Michael Radjiez quite reasonably raised a problem with a recent change I
made to fix a bug with QuerySet.count() (it was previously ignoring any
"distinct" modifiers). The problem is that if you are using a version of
SQLite prior to version 3.2.6 (released in September 2005),
QuerySet.distinct().count() generates a query that is not understood by
your version of SQLite. :-(

So what is our policy on working around arguably broken databases? This
is a little trickier than "some MySQL installs don't do transactions",
since it isn't just ignored -- it crashes Django.

A  couple of solutions (from my favourite to absolutely least
favourite):

(1) If you are using a sufficiently old version of SQLite, the SQL
produced by distinct().count() does not respect the "distinct" modifier.

        GOOD:
        - Code runs to completion. You always get an answer. It is, in
        fact, the same as you got with Django last week. If you really
        need distinct counting, upgrade SQLite.
        
        - Analogous to the way we treat versions of MySQL without
        transactions (and probably a reasonable approach).
        
        BAD:
        - You get different answers to other people in some queries. And
        your answers are wrong (see the final point for why this might
        be a problem).
        
        - The tests are going to be a real pain to make work
        conditionally like this (again, maybe the MYSql-transaction
        approach might be reasonable: the test will always fail and you
        will know it's because of your SQLite?!)

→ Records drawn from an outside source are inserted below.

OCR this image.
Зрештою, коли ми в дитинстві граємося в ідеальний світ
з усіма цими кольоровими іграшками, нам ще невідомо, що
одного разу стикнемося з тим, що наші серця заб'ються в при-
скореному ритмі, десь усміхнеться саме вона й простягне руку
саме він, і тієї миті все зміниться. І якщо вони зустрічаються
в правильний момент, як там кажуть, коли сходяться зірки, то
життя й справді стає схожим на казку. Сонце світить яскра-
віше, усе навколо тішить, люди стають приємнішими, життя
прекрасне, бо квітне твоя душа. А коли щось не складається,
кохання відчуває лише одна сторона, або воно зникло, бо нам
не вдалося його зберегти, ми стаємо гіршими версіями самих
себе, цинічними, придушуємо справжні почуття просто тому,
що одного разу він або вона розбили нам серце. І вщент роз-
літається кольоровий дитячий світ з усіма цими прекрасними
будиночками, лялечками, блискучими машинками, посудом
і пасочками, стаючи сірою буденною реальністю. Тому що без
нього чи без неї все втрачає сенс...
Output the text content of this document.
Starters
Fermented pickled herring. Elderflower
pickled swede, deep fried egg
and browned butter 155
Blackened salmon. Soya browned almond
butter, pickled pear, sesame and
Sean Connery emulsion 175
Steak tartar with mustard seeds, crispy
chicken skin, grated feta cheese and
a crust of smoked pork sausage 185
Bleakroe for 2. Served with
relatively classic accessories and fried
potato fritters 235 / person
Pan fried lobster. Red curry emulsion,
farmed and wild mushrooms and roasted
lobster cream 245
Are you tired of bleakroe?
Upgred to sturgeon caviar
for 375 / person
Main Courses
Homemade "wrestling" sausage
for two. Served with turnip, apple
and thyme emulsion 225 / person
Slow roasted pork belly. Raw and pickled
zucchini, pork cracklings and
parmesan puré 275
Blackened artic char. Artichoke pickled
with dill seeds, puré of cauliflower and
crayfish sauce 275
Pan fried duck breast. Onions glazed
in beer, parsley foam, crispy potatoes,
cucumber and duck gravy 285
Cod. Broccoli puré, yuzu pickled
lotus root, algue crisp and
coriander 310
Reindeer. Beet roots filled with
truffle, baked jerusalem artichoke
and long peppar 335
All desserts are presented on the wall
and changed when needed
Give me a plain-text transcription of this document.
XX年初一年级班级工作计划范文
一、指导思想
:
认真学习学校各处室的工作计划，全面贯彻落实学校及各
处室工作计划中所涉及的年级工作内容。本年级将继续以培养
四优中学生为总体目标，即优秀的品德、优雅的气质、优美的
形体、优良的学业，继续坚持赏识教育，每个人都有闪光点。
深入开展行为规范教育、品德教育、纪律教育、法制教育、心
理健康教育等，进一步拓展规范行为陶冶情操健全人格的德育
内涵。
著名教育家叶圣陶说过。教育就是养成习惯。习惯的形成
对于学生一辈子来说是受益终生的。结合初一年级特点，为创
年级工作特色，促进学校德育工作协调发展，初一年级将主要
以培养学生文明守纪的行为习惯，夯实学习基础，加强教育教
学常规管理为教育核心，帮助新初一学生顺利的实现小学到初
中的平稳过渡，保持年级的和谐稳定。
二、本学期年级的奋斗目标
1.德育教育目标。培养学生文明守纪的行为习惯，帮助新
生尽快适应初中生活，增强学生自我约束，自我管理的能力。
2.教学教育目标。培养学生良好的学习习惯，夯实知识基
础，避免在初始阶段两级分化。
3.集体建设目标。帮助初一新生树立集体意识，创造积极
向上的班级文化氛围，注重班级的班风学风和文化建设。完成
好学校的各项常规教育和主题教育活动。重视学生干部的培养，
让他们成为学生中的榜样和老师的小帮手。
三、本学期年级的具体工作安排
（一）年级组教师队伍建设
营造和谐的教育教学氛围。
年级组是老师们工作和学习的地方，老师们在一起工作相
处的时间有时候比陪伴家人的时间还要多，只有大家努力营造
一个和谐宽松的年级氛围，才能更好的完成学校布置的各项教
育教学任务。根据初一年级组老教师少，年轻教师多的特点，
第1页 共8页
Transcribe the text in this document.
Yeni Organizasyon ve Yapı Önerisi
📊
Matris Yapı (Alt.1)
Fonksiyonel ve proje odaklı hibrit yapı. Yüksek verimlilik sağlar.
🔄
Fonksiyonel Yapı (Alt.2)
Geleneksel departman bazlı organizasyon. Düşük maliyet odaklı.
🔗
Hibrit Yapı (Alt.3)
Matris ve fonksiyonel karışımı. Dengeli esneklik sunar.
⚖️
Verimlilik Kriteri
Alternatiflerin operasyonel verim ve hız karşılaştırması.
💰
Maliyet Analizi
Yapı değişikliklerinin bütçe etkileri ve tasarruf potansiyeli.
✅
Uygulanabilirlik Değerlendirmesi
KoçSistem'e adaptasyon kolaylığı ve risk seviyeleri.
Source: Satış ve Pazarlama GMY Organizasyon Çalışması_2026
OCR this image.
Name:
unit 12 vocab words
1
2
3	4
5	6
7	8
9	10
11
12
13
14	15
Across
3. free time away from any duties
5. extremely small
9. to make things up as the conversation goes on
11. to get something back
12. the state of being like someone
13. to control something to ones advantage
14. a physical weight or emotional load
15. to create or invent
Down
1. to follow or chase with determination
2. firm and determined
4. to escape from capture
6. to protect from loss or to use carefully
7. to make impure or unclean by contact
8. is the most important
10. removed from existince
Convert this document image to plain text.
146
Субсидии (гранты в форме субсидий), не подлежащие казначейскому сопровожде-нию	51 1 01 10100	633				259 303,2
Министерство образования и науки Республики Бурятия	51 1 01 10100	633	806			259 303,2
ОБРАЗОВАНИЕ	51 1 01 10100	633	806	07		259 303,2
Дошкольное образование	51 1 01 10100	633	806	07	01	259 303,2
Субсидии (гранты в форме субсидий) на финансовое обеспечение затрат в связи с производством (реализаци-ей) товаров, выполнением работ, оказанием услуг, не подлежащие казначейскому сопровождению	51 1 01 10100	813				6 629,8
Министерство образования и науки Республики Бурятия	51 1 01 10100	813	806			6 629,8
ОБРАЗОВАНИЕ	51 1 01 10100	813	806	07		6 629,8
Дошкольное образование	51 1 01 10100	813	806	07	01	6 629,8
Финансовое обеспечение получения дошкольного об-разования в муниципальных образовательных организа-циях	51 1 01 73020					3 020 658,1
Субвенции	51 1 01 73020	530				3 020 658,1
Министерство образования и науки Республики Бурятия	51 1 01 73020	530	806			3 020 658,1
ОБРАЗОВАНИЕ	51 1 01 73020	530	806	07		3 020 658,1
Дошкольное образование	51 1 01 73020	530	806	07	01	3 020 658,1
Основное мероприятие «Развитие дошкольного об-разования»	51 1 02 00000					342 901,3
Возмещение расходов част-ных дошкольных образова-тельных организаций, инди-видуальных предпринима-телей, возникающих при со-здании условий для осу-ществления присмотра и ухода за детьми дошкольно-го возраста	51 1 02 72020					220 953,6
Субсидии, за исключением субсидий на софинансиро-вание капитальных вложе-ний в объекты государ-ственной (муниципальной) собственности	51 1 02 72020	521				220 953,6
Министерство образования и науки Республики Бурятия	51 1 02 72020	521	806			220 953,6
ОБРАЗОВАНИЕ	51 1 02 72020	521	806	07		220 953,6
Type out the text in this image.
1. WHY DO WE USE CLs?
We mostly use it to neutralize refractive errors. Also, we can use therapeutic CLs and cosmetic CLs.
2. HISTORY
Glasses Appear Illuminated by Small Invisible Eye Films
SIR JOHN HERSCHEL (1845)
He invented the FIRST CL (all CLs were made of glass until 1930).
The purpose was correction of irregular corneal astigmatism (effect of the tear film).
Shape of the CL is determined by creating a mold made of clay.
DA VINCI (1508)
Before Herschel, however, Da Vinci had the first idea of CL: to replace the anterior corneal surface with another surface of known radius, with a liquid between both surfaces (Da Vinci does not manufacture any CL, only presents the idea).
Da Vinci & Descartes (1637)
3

(2) Inside the SQLite backend, try to work out if the version is
sufficiently old and do the "count(distinct(..))" bit by hand by doing a
"SELECT DISTINCT..." and then counting the number of results (sadly, in
pysqlite2, cursor.rowcount is always -1 after a query, so can't cheat).

        GOOD: 
        - you get the same (right) answer under all versions and so your
        applications work the same, no matter which database is
        installed.
        
        BAD:
        - it's going to be a little inefficient and very memory hungry
        if you have a "bad" version of SQLite. Counting the results is
        going to require calling len() on the queryset (or equivalent).
        Very large result sets on a shared server will run out of
        memory.
        
(3) We don't support QuerySet.distinct().count() on older versions of
SQLite. We can make the tests conditional, so that if you get the
"unsupported" error, it just informs you (raises an exception?). We
might even be able to make the tests always pass.

        GOOD:
        - no more accidental huge memory consumption. You are explicitly
        told when you're in trouble.
        
        - upgrading SQLite if you want things to work properly is really
        not that big a deal (as compared to, say, PostgreSQL or MySQL),
        since it's such a tiny, binary (36K when stripped on my machine)
        linked to some very common libraries. Even a static version is
        pretty small. It was originally designed to be built into
        distributed packaged. So we are still not making it that hard
        for people to use SQLite + Django.
        
        BAD:
        - if you have an older version of SQLite and want to run an app
        that uses distinct().count(), you have to do some sysadmin work
        (that is why the first version may be better -- at least the
        code runs, if not necessarily very efficiently).
        
(4) We back out this change.

        GOOD:
        - Works the same for everybody again.
        
        BAD:
        - QuerySets now give wrong results and behave
        counter-intuitively.
        
        - Some not uncommon situations, such as pagination, become
        problematic without manually coding SQL. A typical example is as
        in the test suite: articles can be assigned to multiple
        publications. You want to display all articles from a set of
        publications. So you need distinct(). Trying to work out the
        pagination, you obviously need distinct().count(), since count()
        over-counts the number of articles (every article that is in
        multiple magazines is counted multiple times) and would result
        in page breaks coming too early.